Register to attend here: https://go.unc.edu/Ni4w7
Zoom link will be emailed to registrants 24 hours in advance of the lecture

The sculpted bodies on Gothic cathedrals represent a wide swath of characters — angels and saints, biblical heroes and historical luminaries, local donors and representatives of far-off lands. But beneath their varied appearances, these figures are unifed by a robust corporeal presence that is underscored by the activity of their hands. Their manual activity goes beyond the sort of conventional gestural language that conveys speech. In the way that hands or fingers balance attributes, press against each other or against other body parts, grasp or point at others, manipulate clothing, or perform other sorts of meaningful or superfluous movements, they suggest a shared existence with living people as sensate beings in the physical world. This form of “haptic mimesis” (a term I borrow from film theory) offers insights into medieval understandings of the whole body as a vehicle of perception and communication, complementing or even providing an alternative to the dominance accorded optical vision in theoretical writings and two-dimensional arts. Oriented toward the diverse array of beholders moving before them, Gothic sculptural bodies called attention not only to the act of looking but also to the wider physical sensorium through which people understood each other and the world.

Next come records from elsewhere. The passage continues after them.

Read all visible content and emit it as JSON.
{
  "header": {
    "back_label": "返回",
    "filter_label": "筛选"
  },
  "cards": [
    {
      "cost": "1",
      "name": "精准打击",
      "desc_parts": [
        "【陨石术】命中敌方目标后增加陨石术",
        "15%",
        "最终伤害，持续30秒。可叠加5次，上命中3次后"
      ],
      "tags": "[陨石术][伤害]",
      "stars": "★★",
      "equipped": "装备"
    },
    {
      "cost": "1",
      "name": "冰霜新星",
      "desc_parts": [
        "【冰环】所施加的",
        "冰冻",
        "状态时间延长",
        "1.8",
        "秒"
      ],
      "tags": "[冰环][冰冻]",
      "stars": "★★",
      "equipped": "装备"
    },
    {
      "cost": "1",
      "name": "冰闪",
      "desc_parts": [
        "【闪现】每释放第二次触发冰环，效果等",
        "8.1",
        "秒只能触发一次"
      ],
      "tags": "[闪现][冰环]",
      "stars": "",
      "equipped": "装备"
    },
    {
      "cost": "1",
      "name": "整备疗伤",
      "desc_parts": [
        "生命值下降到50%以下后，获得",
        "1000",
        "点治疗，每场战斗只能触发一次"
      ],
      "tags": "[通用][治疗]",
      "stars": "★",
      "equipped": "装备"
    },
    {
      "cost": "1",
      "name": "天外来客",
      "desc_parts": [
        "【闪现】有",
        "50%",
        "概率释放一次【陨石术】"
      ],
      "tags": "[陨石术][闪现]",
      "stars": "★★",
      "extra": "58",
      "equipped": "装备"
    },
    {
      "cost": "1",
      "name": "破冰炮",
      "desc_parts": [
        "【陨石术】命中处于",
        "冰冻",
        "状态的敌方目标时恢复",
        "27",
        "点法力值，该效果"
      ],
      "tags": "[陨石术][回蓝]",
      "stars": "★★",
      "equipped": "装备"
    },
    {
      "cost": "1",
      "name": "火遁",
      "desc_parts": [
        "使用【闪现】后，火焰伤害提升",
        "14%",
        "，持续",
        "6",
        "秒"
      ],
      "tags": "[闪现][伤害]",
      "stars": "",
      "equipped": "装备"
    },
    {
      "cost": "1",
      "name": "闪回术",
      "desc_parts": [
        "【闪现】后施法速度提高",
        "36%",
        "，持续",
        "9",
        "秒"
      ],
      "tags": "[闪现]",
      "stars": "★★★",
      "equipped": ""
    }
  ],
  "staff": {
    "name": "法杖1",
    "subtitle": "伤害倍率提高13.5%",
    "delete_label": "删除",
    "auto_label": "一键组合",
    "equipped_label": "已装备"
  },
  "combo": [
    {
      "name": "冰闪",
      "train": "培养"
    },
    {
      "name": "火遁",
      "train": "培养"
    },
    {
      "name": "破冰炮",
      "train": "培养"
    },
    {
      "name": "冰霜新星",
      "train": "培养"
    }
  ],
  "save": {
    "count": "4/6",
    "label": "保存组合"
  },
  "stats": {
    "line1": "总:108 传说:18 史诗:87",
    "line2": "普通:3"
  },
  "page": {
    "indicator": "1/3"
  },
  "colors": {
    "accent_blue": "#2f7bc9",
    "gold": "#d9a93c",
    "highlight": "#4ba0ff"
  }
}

Jacqueline Jung is Associate Professor at Yale University, where she teaches on various forms of medieval European art with a special focus on 13th-century architecture, imagery, and varieties of religious practice. Her new book, Eloquent Bodies: Movement, Expression, and the Human Figure in Gothic Sculpture, appeared this summer from Yale University Press. It develops the interest in the artistic shaping of sacred environments she explored in her first book, The Gothic Screen: Space, Sculpture and Community in the Cathedrals of France and Germany, 1200-1400 (Cambridge University Press, 2013).